La Paz en Colombia significa tranquilidad para la población y para la región

Por: Eduardo Pérez

Colombia es el país con el mayor número de desplazados internos en el mundo y uno de los más inequitativos; por eso llama la atención el poco avance de las luchas sociales a favor de una alternativa de cambio y que la población no aproveche las opciones electorales para expresarse. Esto ocurre porque se enfrentan múltiples dificultades como la poca credibilidad, la represión, el sectarismo, la separación entre el pueblo y la izquierda, el alejamiento de la filosofía, la acción de los medios de comunicación capitalistas y el bloqueo administrativo a los gobiernos democráticos.

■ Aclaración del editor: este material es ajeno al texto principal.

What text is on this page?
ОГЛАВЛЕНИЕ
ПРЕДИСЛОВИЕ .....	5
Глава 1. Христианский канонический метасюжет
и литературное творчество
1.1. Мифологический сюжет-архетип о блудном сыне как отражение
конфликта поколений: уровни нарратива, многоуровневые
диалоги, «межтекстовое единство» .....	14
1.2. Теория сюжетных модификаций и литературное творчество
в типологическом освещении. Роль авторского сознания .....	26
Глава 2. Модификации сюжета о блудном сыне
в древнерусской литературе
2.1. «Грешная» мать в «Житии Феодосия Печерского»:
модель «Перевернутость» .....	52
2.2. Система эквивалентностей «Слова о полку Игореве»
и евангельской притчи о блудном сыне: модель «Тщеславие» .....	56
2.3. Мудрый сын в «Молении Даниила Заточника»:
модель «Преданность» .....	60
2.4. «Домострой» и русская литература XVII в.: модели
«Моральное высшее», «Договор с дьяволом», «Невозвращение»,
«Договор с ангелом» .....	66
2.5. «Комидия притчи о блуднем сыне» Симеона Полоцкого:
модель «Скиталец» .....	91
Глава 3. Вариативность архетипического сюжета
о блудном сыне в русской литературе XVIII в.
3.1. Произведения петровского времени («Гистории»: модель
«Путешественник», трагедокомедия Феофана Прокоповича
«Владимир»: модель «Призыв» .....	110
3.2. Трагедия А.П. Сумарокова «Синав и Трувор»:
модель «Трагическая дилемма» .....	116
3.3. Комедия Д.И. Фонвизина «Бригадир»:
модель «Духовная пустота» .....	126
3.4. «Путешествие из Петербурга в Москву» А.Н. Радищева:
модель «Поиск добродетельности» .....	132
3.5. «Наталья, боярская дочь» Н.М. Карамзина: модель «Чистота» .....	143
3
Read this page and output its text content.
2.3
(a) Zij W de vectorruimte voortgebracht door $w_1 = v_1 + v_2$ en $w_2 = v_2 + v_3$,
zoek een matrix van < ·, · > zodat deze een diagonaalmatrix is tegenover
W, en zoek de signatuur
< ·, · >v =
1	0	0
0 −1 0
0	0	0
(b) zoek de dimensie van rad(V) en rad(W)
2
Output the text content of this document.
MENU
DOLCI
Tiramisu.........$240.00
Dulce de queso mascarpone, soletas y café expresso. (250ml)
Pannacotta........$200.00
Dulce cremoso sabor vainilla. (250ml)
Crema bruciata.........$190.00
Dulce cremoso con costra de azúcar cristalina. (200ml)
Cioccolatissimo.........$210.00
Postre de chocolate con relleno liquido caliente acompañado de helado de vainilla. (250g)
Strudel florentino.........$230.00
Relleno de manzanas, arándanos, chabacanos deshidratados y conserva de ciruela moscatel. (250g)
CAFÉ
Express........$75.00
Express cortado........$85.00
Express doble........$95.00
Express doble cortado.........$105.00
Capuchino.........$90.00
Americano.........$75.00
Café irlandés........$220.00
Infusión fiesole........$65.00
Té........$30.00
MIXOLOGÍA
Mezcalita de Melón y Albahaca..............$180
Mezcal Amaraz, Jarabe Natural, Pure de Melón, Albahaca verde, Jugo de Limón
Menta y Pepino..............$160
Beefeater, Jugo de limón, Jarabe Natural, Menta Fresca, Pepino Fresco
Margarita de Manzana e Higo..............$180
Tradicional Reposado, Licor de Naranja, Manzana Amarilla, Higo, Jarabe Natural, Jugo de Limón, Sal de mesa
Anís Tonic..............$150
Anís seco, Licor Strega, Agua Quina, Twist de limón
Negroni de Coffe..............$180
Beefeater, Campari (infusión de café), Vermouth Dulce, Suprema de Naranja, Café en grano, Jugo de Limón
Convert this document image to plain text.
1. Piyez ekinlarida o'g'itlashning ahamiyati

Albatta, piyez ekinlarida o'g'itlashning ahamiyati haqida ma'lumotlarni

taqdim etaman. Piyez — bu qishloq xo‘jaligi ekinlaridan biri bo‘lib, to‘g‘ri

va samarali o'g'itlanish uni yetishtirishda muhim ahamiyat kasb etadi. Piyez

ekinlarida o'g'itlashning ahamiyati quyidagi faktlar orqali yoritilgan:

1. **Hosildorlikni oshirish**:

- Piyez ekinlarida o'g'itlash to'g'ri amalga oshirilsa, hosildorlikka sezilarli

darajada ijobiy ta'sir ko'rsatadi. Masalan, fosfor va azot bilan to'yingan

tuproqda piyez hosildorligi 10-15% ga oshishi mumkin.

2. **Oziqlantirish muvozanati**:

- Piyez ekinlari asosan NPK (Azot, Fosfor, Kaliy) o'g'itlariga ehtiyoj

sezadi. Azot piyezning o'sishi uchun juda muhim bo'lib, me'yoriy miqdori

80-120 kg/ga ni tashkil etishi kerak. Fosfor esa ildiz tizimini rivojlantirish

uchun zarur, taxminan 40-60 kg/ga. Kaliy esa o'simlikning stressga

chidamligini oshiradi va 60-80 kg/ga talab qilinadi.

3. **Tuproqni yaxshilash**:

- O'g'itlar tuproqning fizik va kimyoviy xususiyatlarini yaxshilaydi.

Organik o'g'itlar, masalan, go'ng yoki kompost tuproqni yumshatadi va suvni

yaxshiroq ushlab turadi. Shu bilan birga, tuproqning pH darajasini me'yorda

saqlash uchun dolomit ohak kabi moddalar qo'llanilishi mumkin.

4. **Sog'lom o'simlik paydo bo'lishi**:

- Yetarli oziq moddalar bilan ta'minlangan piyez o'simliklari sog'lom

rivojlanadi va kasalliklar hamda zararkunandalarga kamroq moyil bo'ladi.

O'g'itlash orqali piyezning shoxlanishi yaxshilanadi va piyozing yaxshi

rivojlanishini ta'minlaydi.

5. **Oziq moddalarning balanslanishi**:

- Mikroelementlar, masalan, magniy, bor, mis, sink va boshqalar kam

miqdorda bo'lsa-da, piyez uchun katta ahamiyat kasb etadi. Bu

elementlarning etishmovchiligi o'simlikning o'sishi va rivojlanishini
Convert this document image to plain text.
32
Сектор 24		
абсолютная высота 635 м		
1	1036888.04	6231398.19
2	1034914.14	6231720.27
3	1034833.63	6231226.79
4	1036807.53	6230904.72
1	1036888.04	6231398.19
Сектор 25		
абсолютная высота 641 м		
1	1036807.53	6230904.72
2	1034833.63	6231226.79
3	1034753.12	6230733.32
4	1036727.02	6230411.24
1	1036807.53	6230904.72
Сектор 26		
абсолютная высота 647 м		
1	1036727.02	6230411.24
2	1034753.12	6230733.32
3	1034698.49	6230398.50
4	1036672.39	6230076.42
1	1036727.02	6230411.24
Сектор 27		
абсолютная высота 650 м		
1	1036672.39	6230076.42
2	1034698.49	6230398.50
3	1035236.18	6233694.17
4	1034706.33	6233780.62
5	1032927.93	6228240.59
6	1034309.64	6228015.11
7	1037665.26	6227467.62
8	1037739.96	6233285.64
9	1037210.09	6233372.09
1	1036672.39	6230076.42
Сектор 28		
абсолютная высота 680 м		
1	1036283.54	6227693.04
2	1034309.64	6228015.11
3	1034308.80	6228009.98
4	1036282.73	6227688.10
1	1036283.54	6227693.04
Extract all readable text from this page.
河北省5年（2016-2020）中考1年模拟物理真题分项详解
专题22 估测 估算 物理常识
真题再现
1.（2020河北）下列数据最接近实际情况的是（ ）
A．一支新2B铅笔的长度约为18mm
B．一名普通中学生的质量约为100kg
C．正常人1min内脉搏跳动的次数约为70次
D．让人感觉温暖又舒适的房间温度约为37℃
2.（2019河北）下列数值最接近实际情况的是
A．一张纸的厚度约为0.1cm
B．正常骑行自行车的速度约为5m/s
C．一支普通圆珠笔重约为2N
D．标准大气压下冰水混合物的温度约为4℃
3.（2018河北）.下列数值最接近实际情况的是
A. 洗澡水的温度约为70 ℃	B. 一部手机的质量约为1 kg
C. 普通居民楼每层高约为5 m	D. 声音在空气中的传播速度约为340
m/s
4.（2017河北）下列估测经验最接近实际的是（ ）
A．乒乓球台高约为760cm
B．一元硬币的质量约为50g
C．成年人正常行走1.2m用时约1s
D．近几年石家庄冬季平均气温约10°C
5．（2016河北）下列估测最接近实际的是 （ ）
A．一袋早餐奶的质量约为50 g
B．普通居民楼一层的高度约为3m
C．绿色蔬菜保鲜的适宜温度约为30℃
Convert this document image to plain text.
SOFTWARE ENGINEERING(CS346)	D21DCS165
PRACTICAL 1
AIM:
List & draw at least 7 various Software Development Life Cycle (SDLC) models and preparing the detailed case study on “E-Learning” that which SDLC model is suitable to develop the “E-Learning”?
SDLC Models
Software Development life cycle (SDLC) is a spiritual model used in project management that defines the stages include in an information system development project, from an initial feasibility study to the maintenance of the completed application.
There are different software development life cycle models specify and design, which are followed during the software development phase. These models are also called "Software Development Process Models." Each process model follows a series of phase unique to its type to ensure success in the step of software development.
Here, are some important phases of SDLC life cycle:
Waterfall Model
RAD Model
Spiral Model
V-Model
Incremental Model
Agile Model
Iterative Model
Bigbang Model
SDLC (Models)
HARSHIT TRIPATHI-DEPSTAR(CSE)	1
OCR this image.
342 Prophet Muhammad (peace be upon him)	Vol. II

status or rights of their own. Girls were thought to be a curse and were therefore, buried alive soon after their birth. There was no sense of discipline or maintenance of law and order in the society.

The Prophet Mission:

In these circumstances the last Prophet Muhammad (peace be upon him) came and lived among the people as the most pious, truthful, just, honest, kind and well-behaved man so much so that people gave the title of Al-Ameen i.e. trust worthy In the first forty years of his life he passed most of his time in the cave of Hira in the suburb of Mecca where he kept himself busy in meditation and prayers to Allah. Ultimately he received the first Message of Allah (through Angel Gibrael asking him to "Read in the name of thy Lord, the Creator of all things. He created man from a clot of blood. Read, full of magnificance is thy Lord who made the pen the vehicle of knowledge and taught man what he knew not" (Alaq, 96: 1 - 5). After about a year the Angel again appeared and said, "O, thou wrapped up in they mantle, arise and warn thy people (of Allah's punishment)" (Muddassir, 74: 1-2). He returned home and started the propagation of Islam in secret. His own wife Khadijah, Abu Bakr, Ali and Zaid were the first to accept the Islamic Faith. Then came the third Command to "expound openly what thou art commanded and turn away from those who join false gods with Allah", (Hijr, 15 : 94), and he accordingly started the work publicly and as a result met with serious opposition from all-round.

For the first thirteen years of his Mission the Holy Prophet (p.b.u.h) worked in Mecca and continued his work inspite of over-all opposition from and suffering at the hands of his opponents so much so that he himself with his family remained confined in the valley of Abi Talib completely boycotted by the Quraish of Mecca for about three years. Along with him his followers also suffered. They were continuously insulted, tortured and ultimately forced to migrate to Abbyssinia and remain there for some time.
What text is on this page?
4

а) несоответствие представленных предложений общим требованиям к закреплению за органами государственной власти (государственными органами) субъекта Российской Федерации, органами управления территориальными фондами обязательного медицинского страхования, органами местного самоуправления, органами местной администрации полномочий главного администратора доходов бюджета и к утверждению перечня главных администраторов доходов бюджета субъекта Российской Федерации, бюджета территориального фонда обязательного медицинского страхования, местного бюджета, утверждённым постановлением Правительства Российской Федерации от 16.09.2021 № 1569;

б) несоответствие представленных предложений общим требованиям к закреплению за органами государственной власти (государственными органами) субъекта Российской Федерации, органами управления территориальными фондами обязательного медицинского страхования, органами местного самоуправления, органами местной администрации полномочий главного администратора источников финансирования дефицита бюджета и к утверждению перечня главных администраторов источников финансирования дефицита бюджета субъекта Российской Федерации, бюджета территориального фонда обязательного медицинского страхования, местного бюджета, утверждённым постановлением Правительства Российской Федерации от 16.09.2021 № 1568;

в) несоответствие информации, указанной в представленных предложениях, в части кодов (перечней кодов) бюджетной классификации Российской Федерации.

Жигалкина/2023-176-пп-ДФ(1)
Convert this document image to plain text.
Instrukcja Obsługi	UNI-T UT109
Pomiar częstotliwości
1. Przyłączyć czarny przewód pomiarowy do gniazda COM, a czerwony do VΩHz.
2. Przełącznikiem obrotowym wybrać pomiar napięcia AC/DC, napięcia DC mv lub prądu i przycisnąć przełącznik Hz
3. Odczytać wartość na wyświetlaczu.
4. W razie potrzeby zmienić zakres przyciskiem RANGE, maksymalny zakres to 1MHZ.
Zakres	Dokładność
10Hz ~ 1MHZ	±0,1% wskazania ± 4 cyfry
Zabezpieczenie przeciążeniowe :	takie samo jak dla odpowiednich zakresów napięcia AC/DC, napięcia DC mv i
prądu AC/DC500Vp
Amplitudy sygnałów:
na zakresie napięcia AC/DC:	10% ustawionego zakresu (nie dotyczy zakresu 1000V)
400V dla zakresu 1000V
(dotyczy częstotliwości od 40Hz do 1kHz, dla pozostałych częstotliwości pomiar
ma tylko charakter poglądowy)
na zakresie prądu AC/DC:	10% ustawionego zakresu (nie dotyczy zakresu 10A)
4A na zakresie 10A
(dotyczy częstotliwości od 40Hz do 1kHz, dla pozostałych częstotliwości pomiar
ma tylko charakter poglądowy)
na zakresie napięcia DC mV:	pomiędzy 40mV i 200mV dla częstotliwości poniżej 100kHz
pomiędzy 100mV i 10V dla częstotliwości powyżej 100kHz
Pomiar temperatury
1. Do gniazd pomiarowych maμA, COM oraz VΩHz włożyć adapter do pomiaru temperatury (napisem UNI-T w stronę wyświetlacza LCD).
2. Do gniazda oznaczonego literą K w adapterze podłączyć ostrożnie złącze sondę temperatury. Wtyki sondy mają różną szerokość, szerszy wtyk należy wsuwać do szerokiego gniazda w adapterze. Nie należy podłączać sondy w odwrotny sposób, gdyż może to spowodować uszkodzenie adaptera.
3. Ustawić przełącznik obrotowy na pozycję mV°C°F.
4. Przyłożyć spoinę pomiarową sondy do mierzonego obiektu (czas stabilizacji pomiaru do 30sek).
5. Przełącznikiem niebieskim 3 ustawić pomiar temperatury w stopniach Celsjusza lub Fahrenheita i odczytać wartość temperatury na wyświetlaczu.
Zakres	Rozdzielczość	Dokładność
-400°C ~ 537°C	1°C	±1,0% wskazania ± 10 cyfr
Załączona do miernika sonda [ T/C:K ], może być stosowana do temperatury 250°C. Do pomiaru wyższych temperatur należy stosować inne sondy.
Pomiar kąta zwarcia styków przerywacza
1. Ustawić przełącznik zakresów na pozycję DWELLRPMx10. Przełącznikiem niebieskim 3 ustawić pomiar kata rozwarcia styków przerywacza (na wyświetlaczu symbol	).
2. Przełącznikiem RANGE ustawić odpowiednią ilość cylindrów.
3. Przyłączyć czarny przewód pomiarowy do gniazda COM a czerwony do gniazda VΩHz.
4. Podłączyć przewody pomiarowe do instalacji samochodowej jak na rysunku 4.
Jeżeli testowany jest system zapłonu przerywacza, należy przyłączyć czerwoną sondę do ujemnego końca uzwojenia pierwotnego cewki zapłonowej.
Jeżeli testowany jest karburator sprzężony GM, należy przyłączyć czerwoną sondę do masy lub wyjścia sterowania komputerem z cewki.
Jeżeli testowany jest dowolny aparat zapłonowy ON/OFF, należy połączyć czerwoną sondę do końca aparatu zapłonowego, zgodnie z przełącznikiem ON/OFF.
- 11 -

Lo que dicen los resultados electorales de la primera vuelta

  1. La población no votó ni eligió a nadie. Se presentó una abstención del 60%; de un potencial de votantes de 32´975.158 votaron 13´216.402. Las prácticas políticas tradicionales, como el fraude electoral, los sucesos como la destitución del alcalde Petro, evidencian lo que viene expresando la población con la abstención: los procesos electorales no determinan nada, no se respetan, no definen la democracia porque la clase dominante hace lo que sea con los resultados. Un número muy representativo de personas no creen que los votos sirvan para algo y por eso no participan. Ya lo decía Camilo en la década de los sesenta: “el que escruta, elige”, comentario que denuncia el continuo accionar fraudulento de la clase dirigente.
  2. El desgaste de la propuesta de la oligarquía, encarnada en Juan Manuel Santos, que logra apenas el respaldo directo de 3´301.815 personas, que son el 25,69% del total de votos válidos, pero que con respecto al potencial de votantes, representa el 10.01%.
  3. El bloque de sectores de ultraderecha emergentes del narcotráfico canaliza el descontento popular frente a la propuesta oligárquica; obtienen 3´759.971 votos, que representan el 29,25% ; es la expresión de quienes viven del narcotráfico, la extorsión, la corrupción y el robo de tierras, personas engañadas, por regionalismos, derechistas convencidos.
  4. La incapacidad de la izquierda para constituirse en alternativa para los ciudadanos. El narcotráfico también recoge los frutos de su trabajo ideológico de denuncia del modelo oligárquico. Logran 1´958.414 votos para un pírrico 15.23%, en un país de hondas desigualdades, pero también en donde se ha ensañado la represión a los movimientos sociales.
  5. Votos en blanco 770.610,que son el 5.99%. Nulos y no marcados: 364.752 con 2.35%, ambos son también una expresión del descontento con las alternativas electorales.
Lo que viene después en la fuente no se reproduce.